Background to the Sonata for Piano and Violin Op12 No2
Beethoven went to live in
Vienna live when he was 22 in 1792, a year after the death of Mozart. In that year, Emperor Franz II was elected
Holy Roman Emperor and Revolutionary France “liberated” part of the Austrian
Empire at the battle of Valmy.[1]
[2] Beethoven had been invited to study with
Haydn (expenses paid by the district Elector at Bonn[3]
who was Franz II’s uncle), and had a reference from a well-known aristocrat
Count Waldstein, who believed that the genius of Mozart had found a new home in
Beethoven.[4] Beethoven was also known to be a brilliant
pianist employed in Bonn by the uncle of the Emperor.[5] [6]

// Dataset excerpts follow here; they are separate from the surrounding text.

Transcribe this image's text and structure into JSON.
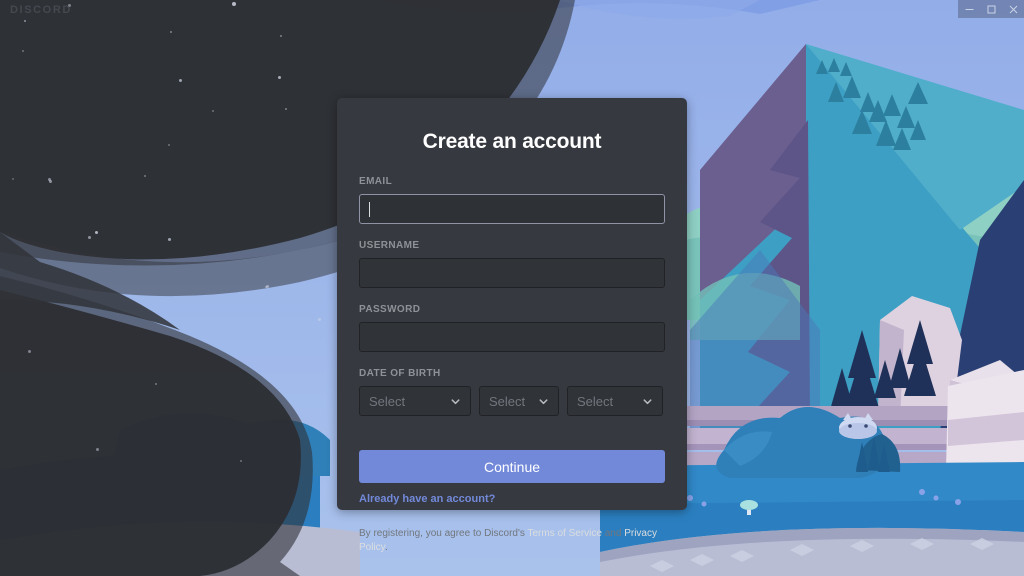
{
  "window": {
    "wordmark": "DISCORD",
    "controls": [
      {
        "name": "minimize",
        "glyph": "minimize-icon"
      },
      {
        "name": "maximize",
        "glyph": "maximize-icon"
      },
      {
        "name": "close",
        "glyph": "close-icon"
      }
    ]
  },
  "modal": {
    "title": "Create an account",
    "fields": [
      {
        "label": "EMAIL",
        "value": "",
        "placeholder": "",
        "focused": true
      },
      {
        "label": "USERNAME",
        "value": "",
        "placeholder": "",
        "focused": false
      },
      {
        "label": "PASSWORD",
        "value": "",
        "placeholder": "",
        "focused": false
      }
    ],
    "dob": {
      "label": "DATE OF BIRTH",
      "month": {
        "value": "Select"
      },
      "day": {
        "value": "Select"
      },
      "year": {
        "value": "Select"
      }
    },
    "continue_label": "Continue",
    "login_link": "Already have an account?",
    "legal": {
      "prefix": "By registering, you agree to Discord's ",
      "tos": "Terms of Service",
      "conjunction": " and ",
      "privacy": "Privacy Policy",
      "suffix": "."
    }
  },
  "colors": {
    "blurple": "#7289da",
    "modal_bg": "#36393f",
    "input_bg": "#303338",
    "label": "#8e9297",
    "sky": "#8ca8e8"
  }
}
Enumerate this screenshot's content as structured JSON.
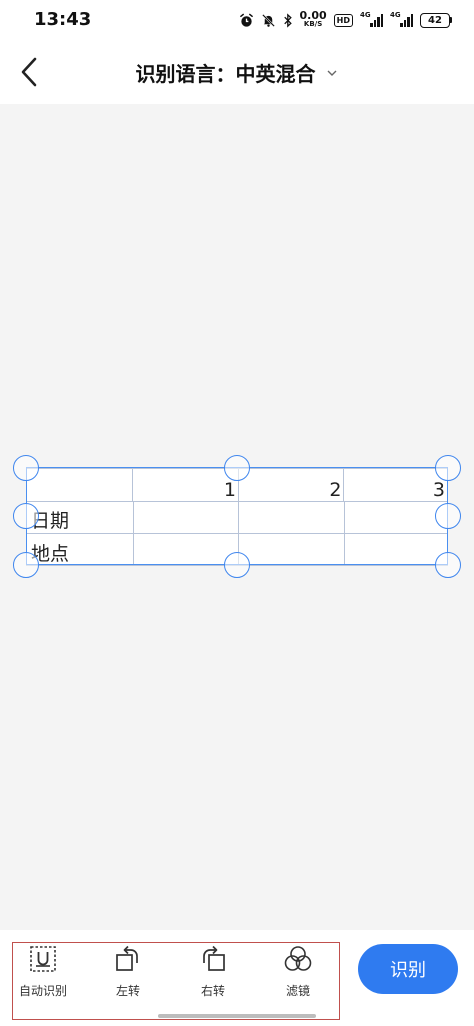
{
  "status": {
    "time": "13:43",
    "net_speed_value": "0.00",
    "net_speed_unit": "KB/S",
    "hd_label": "HD",
    "sig1_label": "4G",
    "sig2_label": "4G",
    "battery": "42"
  },
  "header": {
    "title_prefix": "识别语言：",
    "language": "中英混合"
  },
  "table": {
    "header_cells": [
      "",
      "1",
      "2",
      "3"
    ],
    "rows": [
      [
        "日期",
        "",
        "",
        ""
      ],
      [
        "地点",
        "",
        "",
        ""
      ]
    ]
  },
  "toolbar": {
    "items": [
      {
        "label": "自动识别",
        "icon": "auto-detect-icon"
      },
      {
        "label": "左转",
        "icon": "rotate-left-icon"
      },
      {
        "label": "右转",
        "icon": "rotate-right-icon"
      },
      {
        "label": "滤镜",
        "icon": "filter-icon"
      }
    ],
    "recognize_label": "识别"
  },
  "colors": {
    "accent": "#2f7bf0",
    "crop_frame": "#3f86ee",
    "highlight_box": "#c0504d",
    "canvas_bg": "#f4f4f4"
  }
}
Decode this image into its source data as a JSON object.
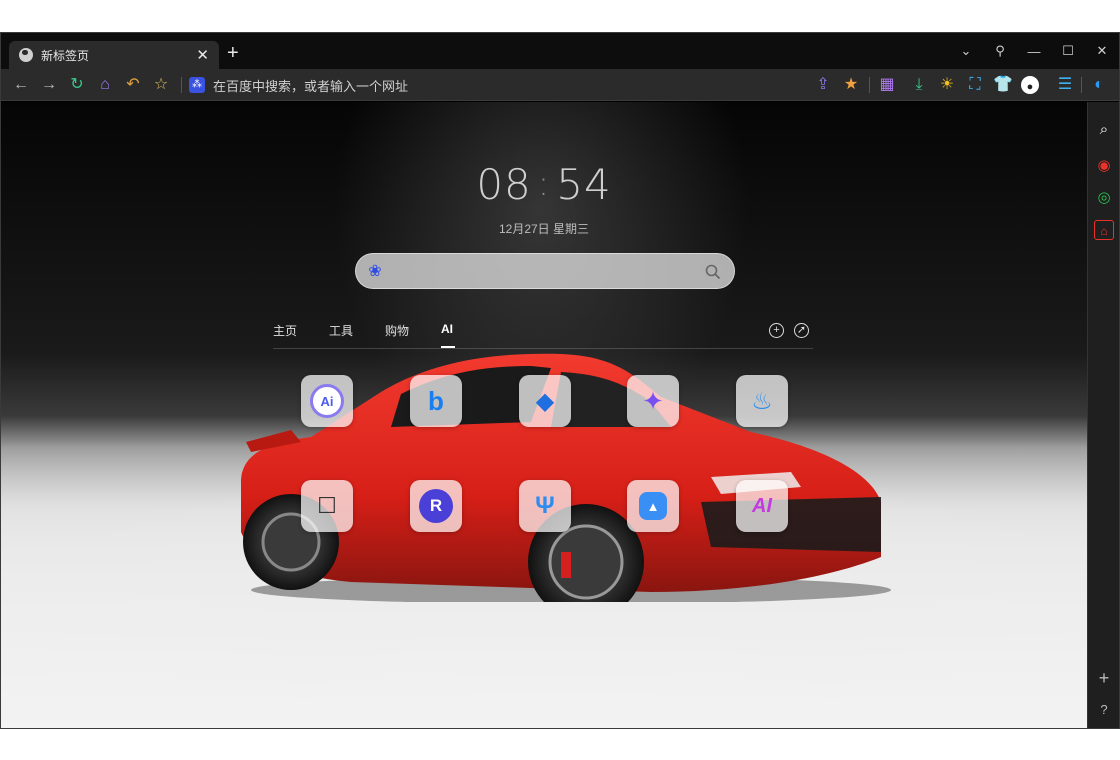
{
  "browser": {
    "tab_title": "新标签页",
    "tab_close": "✕",
    "new_tab": "+",
    "window_controls": [
      "⌄",
      "⚲",
      "—",
      "☐",
      "✕"
    ],
    "address_placeholder": "在百度中搜索，或者输入一个网址"
  },
  "newtab": {
    "clock": {
      "hour": "08",
      "sep": ":",
      "minute": "54"
    },
    "date": "12月27日 星期三",
    "search_placeholder": "",
    "tabs": [
      {
        "label": "主页"
      },
      {
        "label": "工具"
      },
      {
        "label": "购物"
      },
      {
        "label": "AI"
      }
    ],
    "active_tab": "AI"
  },
  "apps_row1": [
    {
      "icon": "ai-assistant-icon",
      "glyph": "Ai",
      "color": "#6b5cff"
    },
    {
      "icon": "bing-icon",
      "glyph": "b",
      "color": "#1a7df0"
    },
    {
      "icon": "cube-ai-icon",
      "glyph": "◆",
      "color": "#1f6fe0"
    },
    {
      "icon": "star-knot-icon",
      "glyph": "✦",
      "color": "#7a4ff0"
    },
    {
      "icon": "flame-drop-icon",
      "glyph": "♨",
      "color": "#2a8cf0"
    }
  ],
  "apps_row2": [
    {
      "icon": "robot-icon",
      "glyph": "☐",
      "color": "#333333"
    },
    {
      "icon": "r-logo-icon",
      "glyph": "R",
      "color": "#4a3fd6"
    },
    {
      "icon": "tree-icon",
      "glyph": "Ψ",
      "color": "#2c8cf0"
    },
    {
      "icon": "triangle-a-icon",
      "glyph": "▲",
      "color": "#3a8ff5"
    },
    {
      "icon": "ai-gradient-icon",
      "glyph": "AI",
      "color": "#c43ae0"
    }
  ],
  "colors": {
    "baidu_blue": "#2f4be6",
    "red_accent": "#e8322a"
  }
}
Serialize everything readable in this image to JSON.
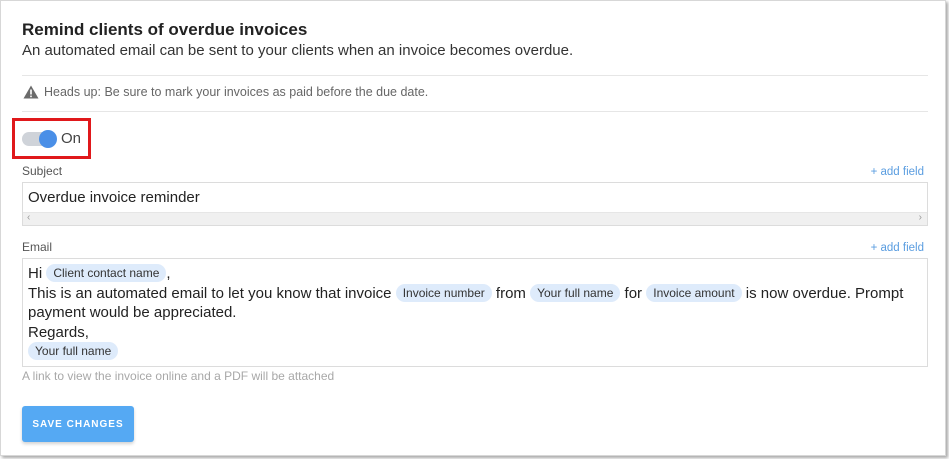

At the time, wealthy patrons
were competing with each other to be associated with top musicians (just as
politicians in Australia like to be photographed with top sportsmen). The Viennese aristocracy would have been
nervous of the French Revolution and nostalgic for the stability and rich
musical life of the time of Mozart and Emperor Joseph II. Not long after arriving in Vienna, Beethoven
was invited to live in the house of Prince Lichnowski, where he was treated as
one of the family (this was a step up from being treated like a servant, but
caused Beethoven some stress, because he was also fiercely independent and
resented having to go to dinner at a fixed hour – nevertheless he regarded
Prince Lichnowski as one of his best friends and was later to received an
annuity from him). By 1795 Beethoven
had established a reputation as a composer as well as a pianist; and by 1799,
when he wrote the Sonata for Piano and Violin Op12 No2 in A Major, which
you will hear today, his music was being circulated by five publishers.[7] Note that the famous “Pathetique” Sonata
for Solo Piano Op13 was published in that year.
In the sonatas up to
Mozart’s time, the keyboard was usually considered the most important part,
that the melody instrument was used as a continuo to complement the keyboard
sound. Mozart mostly and Beethoven
always gave equal importance to the piano and violin parts.
Some of the first
performances of the Op12 sonatas were by aristocratic amateurs in salons. At that time Beethoven’s only concerts for
the general public had been to raise funds for charity. A year later he began giving public concerts
as a source of his own income.[8]
Lockwood writes that Sonata
No 2 “combines a brilliant first movement with a bleak but expressive A-minor
Andante, closing with a full-bodied Allegro piacevole”. He suggests that the first movement shows
Beethoven’s facility in forming the opening theme from arpeggiated repetitions
of a simple two-note figure. “One
instrument holds the harmonic rudder steady while the other traverses a defined
harmonic space against it” [referring to the descending two-note figure]. New figures and patterns emerge as contrast
to the opening and, in the coda, both instruments pass the two-note figure to
each other forming the movement’s climax.[9]
I heard a fragment of the
second movement on ABC FM played by Fritz Kreisler and was so taken with it
that I decided to learn it. The final Allegro
piacevole (meaning lively and agreeable) is also playful and witty. In this sonata Beethoven is at his most
charming, and I hope that some of this enchantment is conveyed to you
today.
[1]
http://www.standin.se/fifteen14a.htm.
Valmy was the first example of bloodshed in the name of democracy.
[2]
http://www.artsacred.com/statuebust/interiordesignhomegardendecorfineartsculpturebustludwigvanbeethoven.htm
[3] ibid
[4] http://www.madaboutbeethoven.com/pages/people_and_places/people_patrons/people_patrons_waldstein.htm
[5] Solomon M Beethoven Schirmer 1977.
[6]
http://www.lvbeethoven.com/Oeuvres_Presentation/Presentation-Symphony-3-Eroica.html
[7] Solomon Op Cit.
[8]
http://www.artsacred.com/statuebust/interiordesignhomegardendecorfineartsculpturebustludwigvanbeethoven.htm
[9] Lockwood L Beethoven: the music and the life Norton 2002.